Azubuike and I walked down hundreds of narrow paths filled with equipment and salesmen and repairmen. We had to leap out of the way as boys carrying massive televisions on their heads hustled by. One man saw me taking pictures and grabbed my arm.
"What kind of business are you going to get for me, taking these pictures?" he asked, sticking his smiling face close to mine. "I have stuff from Italy, England, just in today. Where are you from? America, England, Germany? I love America! We have anything you could want here, and good prices!"
Actually, I'm just a writer; I don't think I can get you any business. But a story about Alaba might be good publicity for you and your—
"Forget it." His smile immediately faded, and he dropped the pose. "You can do nothing for me. This stuff is all second-hand. Nobody from America is gonna buy this junk."
Azubuike is vying for my attention. He wants to make sure I've understood that the piracy and counterfeit goods problem, once rampant, is now under control. His hands chop the air while he's talking, making him seem better suited to being behind a pulpit or a podium. In fact, he ran for public office in recent local elections. He lost, but not for lack of charisma.

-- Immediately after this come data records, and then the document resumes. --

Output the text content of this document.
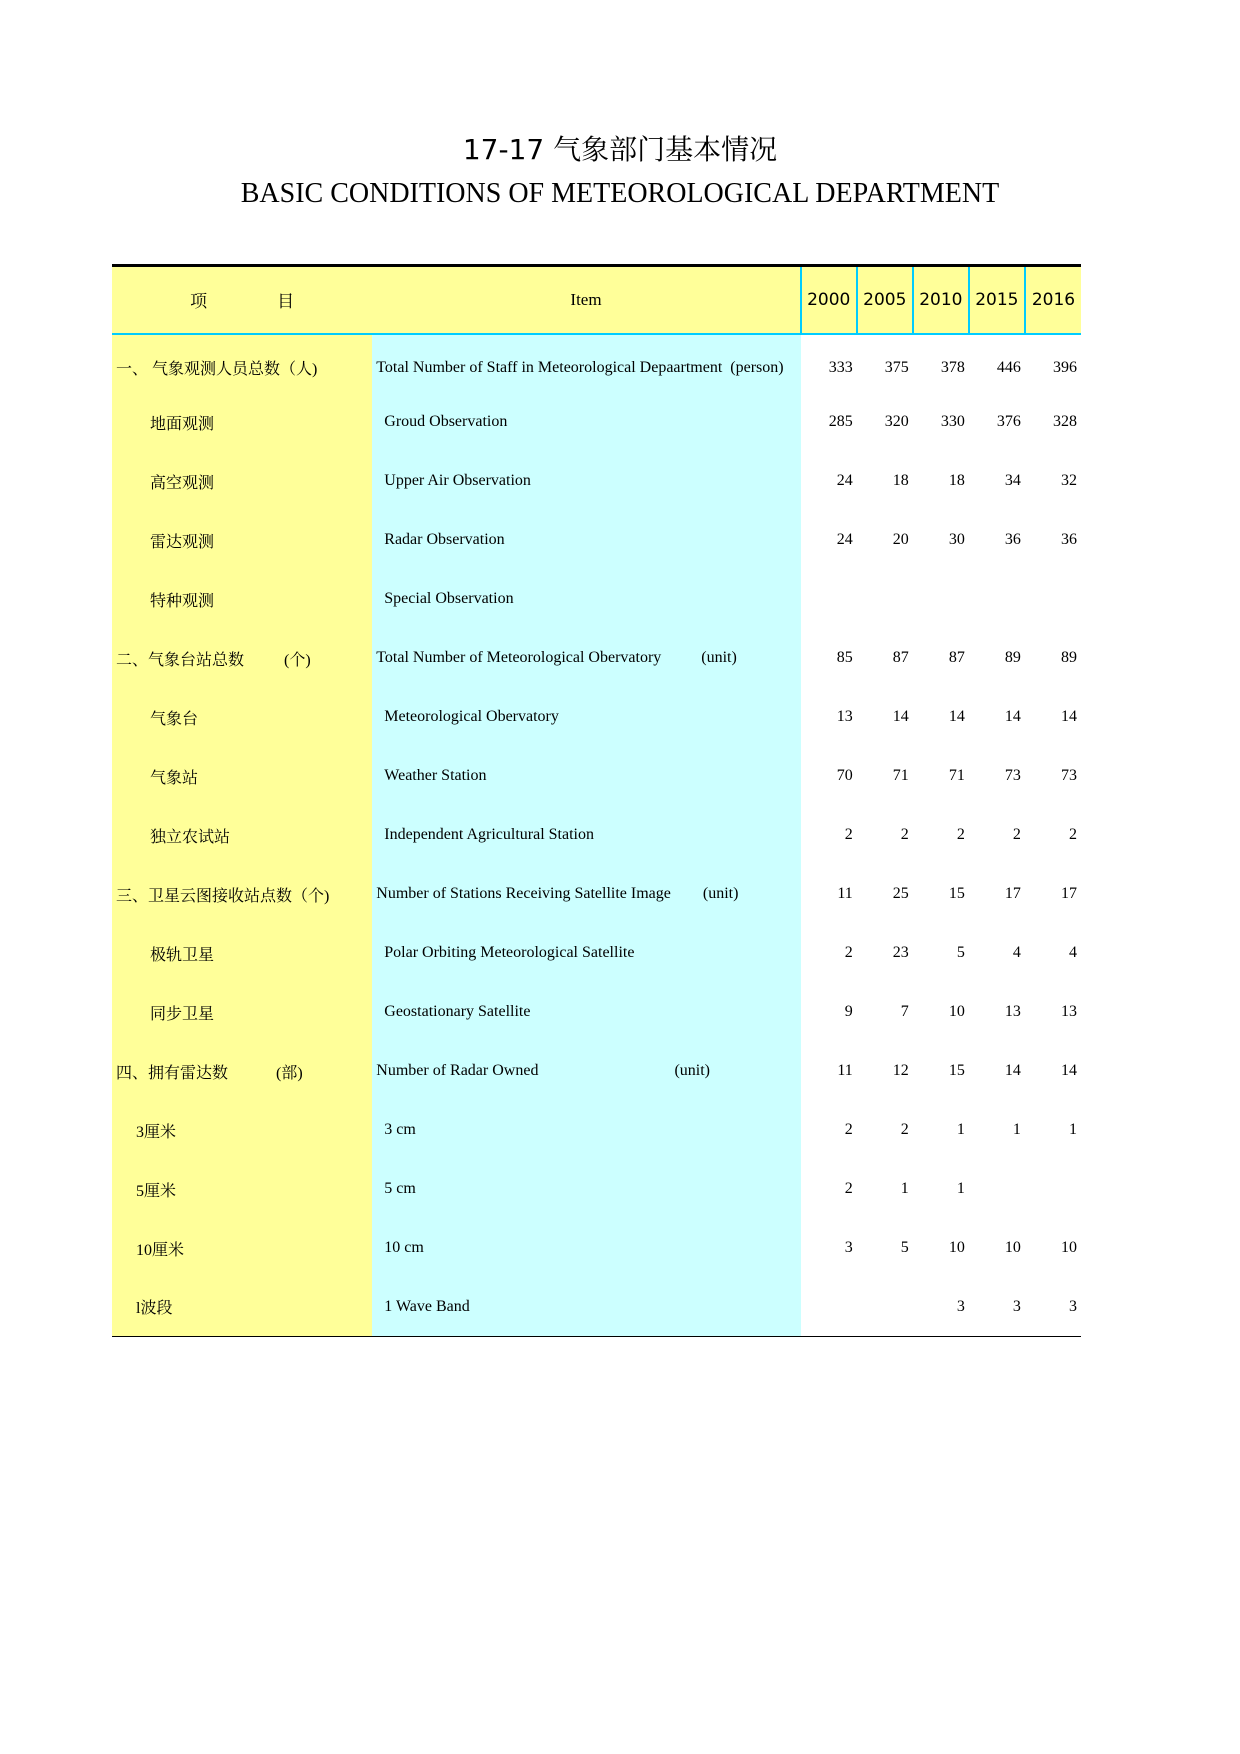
17-17 气象部门基本情况
BASIC CONDITIONS OF METEOROLOGICAL DEPARTMENT
项 目	Item	2000	2005	2010	2015	2016
一、 气象观测人员总数（人)	Total Number of Staff in Meteorological Depaartment  (person)	333	375	378	446	396
地面观测	Groud Observation	285	320	330	376	328
高空观测	Upper Air Observation	24	18	18	34	32
雷达观测	Radar Observation	24	20	30	36	36
特种观测	Special Observation					
二、气象台站总数          (个)	Total Number of Meteorological Obervatory          (unit)	85	87	87	89	89
气象台	Meteorological Obervatory	13	14	14	14	14
气象站	Weather Station	70	71	71	73	73
独立农试站	Independent Agricultural Station	2	2	2	2	2
三、卫星云图接收站点数（个)	Number of Stations Receiving Satellite Image        (unit)	11	25	15	17	17
极轨卫星	Polar Orbiting Meteorological Satellite	2	23	5	4	4
同步卫星	Geostationary Satellite	9	7	10	13	13
四、拥有雷达数            (部)	Number of Radar Owned                                  (unit)	11	12	15	14	14
3厘米	3 cm	2	2	1	1	1
5厘米	5 cm	2	1	1		
10厘米	10 cm	3	5	10	10	10
l波段	1 Wave Band			3	3	3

"Piracy is a cankerworm!" he said, eyes twinkling. "It is a sin against not only humanity but God. It is a wind that blows no good. It kills the man with creativity to do new work. It touches every strata of the economy."
At the end of my day in Alaba, I stopped to buy some classic Nigerian afro-funk and high-life CDs. While bargaining with the vendor, I noticed that the young man next to me had bought hundreds of hip-hop mixes and pirated Hollywood DVDs. His name was Aliyu. I asked him what he would do with them.

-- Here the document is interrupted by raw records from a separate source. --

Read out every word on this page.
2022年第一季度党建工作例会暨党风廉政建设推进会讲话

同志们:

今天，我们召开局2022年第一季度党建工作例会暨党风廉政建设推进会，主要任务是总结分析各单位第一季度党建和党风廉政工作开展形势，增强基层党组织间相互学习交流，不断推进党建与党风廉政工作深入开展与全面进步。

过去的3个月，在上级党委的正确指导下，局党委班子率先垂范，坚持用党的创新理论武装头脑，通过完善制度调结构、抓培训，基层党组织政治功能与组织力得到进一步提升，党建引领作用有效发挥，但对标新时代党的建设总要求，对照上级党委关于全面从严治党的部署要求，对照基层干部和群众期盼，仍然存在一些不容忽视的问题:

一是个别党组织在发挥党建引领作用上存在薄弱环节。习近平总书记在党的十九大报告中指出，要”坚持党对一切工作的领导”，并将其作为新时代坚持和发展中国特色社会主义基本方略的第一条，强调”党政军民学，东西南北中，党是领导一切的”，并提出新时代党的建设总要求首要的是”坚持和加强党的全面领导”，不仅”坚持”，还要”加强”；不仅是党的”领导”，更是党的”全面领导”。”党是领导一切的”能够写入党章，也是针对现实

"I'll take them up to Kano," he said.
Kano is a city in Nigeria's majority-Muslim north, where a fairly docile version of Sharia law is practiced. Since there are no nightclubs or movie houses in Kano, most people listen to CDs and watch DVDs in their homes.

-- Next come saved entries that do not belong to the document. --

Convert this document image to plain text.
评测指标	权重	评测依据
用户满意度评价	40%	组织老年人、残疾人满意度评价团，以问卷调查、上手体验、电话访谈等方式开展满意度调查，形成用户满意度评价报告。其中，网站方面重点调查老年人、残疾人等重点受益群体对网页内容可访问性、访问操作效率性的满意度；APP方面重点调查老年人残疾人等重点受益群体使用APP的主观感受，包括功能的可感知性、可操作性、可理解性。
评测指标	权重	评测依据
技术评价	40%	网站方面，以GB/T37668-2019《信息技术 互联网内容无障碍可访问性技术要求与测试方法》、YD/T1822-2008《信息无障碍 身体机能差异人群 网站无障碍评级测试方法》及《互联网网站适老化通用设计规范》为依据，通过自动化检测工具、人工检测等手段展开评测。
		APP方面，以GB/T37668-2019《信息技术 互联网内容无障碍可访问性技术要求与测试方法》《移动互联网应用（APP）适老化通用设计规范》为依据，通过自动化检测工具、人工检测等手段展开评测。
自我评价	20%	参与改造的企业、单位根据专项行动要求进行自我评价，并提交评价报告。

"I buy them here for 100 naira and sell them for 150 naira in Kano," Aliyu said. "Mostly hip-hop CDs and every kind of movie. Hollywood stuff, Chinese action pics, Indian movies."
Alaba not only supplies almost all of Lagos with televisions, refrigerators, and generators; it also supplies huge chunks of the rest of Nigeria and West Africa with goods that would otherwise be difficult to gather.
Azubuike suggests I leave the market by 3 p.m. to beat traffic. After a quick negotiation over how much I should pay him for showing me around (Azubuike: "You can spare something. You're a big man." Me: "How about my appreciation and thanks?"), I walk toward the public buses, known as danfos. I had taken a danfo out to Alaba in the morning, squashed with 18 passengers on a mini-bus meant for 12, but going back in one would mean several hours stuck in gridlock.
Instead, I find an okada, or motorcycle taxi, willing to take me all the way to my house. It's not the safest way to ride (hospital emergency rooms in Lagos are often called okada wards), but because it can weave in and out of traffic, it's faster than waiting for a danfo. David, the driver, urges me to buy a pair of cheap sunglasses from a nearby street vendor so the dirt and rock shards won't get in my eyes on the way home. The only ones that fit my face are large, oval-shaped, and purple.
I tell David I have to live. I'm going home soon.
"I have to live, too," he says. "I have a 4-month-old baby."
Thirty minutes later, my knees and back sore, my face grimy with soot, I hold tight as the traffic begins to thicken and downtown Lagos comes into view.
There are the familiar billboards. The tall bank buildings and fancy hotels where consultants and oil workers gather. The policemen are shaking down passers-by for small bribes.
At one such checkpoint, we wait while three Mercedes-Benz jeeps maneuver into narrow parking spaces. Taut-armed boys dripping with sweat walk between the cars and okadas, selling bottles of water and the evening papers. One boy is selling plantain chips, my favorite.
I buy a bag and lean back on the beat-up motorbike. The plantains are crisp and spicy, just the way I like them.